If we look at the 3D surface plot format for the tradescapes, we see that the Internet and the Stockholm index behave very differently from one other. Both produce a "fuzzier" response surface, and both produce a larger, flatter blue plateau that extends to greater lags. The OMXSPI offers considerably more reward to pain at every lag and time horizon in the tradescape. That is impressive. Note that this tradescape never decays to the 1.0 RRt where reward and pain are equal, not even at the highest information lengths and the highest lags.

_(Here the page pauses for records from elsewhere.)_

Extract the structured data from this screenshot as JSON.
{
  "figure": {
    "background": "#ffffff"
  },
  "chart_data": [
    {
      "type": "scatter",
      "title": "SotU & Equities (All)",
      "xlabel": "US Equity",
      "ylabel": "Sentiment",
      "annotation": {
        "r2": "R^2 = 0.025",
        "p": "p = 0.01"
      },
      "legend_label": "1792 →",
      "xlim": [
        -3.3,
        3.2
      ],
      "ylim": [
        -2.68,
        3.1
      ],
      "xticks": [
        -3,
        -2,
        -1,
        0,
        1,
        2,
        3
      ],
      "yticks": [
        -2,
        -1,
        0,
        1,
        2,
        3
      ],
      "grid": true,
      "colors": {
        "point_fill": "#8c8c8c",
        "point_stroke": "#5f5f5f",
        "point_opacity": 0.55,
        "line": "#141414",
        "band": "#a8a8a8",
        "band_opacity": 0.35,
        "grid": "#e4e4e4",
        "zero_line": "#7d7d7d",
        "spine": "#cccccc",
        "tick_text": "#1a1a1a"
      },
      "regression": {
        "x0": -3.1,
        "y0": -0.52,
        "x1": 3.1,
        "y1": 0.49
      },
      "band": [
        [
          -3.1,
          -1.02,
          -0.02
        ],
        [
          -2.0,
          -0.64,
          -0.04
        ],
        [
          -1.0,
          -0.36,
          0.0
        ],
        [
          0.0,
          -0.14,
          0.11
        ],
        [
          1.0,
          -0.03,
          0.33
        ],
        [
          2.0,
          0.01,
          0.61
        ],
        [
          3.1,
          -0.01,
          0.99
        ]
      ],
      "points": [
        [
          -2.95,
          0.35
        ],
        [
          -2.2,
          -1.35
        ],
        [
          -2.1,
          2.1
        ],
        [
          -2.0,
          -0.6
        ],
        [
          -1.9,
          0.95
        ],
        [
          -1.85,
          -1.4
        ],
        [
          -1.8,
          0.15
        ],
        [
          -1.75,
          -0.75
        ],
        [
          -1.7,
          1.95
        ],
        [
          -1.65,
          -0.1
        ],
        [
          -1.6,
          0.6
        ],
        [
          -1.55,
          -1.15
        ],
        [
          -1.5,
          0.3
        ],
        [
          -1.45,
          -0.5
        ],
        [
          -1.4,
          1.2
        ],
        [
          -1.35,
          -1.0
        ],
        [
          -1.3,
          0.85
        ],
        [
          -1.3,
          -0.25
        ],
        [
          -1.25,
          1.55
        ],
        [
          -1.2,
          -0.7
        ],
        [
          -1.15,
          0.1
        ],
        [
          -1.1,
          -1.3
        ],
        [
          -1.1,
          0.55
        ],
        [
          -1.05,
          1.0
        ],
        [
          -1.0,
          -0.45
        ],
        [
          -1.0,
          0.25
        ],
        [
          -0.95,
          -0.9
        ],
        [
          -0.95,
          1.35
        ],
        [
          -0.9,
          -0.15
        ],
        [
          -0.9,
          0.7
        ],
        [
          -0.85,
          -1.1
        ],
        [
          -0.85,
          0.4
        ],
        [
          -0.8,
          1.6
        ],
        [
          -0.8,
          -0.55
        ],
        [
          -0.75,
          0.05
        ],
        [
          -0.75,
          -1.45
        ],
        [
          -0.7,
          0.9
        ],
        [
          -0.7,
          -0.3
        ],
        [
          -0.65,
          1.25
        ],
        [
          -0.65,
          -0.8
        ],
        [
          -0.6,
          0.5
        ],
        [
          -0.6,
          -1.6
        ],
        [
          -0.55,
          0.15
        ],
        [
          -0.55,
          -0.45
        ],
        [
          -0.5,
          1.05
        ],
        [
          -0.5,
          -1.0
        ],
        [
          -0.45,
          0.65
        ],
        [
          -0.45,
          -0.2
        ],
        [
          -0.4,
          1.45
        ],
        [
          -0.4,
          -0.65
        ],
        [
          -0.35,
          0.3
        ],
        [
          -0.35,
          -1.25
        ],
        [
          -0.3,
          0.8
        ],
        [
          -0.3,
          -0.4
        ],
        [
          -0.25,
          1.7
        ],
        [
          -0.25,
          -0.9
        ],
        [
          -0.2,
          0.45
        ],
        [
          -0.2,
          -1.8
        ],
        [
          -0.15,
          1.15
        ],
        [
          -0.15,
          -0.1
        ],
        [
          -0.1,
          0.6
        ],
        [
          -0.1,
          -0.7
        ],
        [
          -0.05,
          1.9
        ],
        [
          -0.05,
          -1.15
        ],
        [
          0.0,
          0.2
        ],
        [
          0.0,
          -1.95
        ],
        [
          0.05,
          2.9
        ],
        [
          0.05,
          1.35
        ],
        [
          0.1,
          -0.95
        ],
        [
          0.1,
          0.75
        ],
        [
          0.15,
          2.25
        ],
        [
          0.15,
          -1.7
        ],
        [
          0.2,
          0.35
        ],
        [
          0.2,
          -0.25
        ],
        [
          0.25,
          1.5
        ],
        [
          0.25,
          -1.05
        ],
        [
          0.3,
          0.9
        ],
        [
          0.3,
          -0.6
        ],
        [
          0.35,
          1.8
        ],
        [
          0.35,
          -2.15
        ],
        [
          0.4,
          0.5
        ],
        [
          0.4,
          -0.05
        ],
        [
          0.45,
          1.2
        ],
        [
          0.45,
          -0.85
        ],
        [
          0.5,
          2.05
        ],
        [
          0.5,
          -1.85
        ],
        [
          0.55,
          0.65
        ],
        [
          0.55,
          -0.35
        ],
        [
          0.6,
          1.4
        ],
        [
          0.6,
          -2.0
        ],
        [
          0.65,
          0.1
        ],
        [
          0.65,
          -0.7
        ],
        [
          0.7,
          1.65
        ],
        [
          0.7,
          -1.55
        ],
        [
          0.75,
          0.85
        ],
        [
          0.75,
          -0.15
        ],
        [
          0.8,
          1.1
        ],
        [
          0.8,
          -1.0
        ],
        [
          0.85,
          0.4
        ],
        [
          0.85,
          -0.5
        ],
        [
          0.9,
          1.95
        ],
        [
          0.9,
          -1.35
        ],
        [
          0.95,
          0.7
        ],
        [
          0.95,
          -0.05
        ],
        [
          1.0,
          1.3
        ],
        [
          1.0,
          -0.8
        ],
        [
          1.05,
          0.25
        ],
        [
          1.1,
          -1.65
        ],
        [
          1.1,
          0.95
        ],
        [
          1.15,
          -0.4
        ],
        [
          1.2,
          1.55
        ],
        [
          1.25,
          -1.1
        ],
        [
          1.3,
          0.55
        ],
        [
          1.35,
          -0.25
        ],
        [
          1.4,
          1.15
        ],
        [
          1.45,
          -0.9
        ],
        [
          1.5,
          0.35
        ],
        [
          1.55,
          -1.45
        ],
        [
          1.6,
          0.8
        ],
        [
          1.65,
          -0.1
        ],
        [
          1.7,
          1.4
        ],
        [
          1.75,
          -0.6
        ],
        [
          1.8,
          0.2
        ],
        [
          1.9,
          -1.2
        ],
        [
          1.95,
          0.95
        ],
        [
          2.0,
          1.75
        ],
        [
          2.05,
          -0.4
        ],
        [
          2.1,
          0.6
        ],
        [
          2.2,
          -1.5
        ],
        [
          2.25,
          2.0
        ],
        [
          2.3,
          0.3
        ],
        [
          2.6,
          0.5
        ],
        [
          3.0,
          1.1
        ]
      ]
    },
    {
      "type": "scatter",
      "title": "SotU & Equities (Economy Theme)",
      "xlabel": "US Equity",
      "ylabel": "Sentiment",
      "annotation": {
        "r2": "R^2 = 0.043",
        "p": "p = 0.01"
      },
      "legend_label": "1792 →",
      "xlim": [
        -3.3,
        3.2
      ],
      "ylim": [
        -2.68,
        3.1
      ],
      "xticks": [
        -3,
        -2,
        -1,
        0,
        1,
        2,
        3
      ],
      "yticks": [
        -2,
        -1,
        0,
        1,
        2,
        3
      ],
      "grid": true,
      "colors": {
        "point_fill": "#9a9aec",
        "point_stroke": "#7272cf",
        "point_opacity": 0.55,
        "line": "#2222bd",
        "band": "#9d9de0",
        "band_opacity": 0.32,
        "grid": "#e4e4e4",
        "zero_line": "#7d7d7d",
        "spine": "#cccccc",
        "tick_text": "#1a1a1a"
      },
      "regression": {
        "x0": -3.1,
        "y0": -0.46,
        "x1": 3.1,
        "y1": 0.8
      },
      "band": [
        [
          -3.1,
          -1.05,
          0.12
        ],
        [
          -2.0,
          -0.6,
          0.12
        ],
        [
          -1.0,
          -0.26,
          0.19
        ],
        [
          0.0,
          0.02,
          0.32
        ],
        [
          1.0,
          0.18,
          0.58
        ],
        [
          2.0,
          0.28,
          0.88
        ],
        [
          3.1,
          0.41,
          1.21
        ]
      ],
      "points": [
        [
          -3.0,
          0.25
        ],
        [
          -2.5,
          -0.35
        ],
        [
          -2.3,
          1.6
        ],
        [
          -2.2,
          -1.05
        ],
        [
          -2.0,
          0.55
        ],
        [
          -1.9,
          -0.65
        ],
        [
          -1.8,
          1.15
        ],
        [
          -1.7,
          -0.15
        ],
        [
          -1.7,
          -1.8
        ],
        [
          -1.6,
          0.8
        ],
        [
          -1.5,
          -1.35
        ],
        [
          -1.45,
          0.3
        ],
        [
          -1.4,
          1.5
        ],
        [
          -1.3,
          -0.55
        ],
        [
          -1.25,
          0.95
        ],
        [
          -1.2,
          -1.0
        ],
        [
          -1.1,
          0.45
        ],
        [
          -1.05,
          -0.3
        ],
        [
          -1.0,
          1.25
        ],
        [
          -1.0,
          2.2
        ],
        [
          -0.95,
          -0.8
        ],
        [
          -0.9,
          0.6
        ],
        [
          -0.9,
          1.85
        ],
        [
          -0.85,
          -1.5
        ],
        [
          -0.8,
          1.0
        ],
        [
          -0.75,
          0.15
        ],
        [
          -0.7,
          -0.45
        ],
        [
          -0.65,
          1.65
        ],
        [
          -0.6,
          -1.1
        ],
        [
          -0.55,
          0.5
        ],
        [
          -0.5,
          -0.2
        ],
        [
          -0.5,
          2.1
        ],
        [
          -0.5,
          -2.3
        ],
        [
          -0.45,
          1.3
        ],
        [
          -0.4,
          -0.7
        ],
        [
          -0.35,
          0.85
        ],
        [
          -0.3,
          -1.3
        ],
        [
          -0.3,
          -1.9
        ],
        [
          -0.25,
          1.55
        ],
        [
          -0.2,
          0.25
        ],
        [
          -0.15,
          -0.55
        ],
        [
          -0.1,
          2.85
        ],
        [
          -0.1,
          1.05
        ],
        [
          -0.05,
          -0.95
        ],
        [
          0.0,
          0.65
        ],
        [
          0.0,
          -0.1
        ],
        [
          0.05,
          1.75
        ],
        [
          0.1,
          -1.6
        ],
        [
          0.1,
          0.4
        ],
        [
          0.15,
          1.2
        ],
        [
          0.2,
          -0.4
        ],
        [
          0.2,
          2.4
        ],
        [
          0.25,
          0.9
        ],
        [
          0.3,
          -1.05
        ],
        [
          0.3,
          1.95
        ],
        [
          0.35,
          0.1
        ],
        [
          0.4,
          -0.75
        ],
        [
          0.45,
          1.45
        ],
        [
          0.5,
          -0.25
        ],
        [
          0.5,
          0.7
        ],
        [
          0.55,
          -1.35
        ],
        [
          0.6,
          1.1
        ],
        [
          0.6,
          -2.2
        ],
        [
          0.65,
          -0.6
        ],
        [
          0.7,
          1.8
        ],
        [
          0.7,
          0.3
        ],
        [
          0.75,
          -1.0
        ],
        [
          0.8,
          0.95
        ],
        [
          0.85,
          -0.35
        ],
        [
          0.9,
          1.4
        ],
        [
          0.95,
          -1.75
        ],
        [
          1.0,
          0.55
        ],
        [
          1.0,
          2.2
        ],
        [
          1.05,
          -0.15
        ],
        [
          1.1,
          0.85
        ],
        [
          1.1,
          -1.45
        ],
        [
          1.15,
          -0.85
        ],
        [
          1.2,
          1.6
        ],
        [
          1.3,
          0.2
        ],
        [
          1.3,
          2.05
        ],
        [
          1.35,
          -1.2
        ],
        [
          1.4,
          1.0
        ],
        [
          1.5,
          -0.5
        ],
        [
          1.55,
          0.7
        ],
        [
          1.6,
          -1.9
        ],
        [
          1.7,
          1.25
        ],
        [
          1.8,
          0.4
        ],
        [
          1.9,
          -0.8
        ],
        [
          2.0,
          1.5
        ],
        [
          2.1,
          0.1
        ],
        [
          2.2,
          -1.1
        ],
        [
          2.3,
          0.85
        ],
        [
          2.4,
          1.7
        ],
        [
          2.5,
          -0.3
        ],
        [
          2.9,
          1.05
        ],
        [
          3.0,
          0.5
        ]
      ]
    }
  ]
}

If the issue is robustness, or accommodating a signaling system that can't quite reach those lovely blue and magenta peaks in the direct AAPL tradescape, these referential signals may offer a viable alternative to direct signaling.
Again we must apply common sense in any referential design. Here both make sense. The IIX is closely linked to AAPL's businesses, and the Stockholm market is one of the most export-oriented of the first world markets, very fitting AAPL's global business.
Evaluating a Real-World Referential Trading Signal
The same approach for evaluating signals on a direct tradescape is used for a referential tradescape. You must construct a binary signal of 1's and 0's based on the reference instead of the entity to be traded.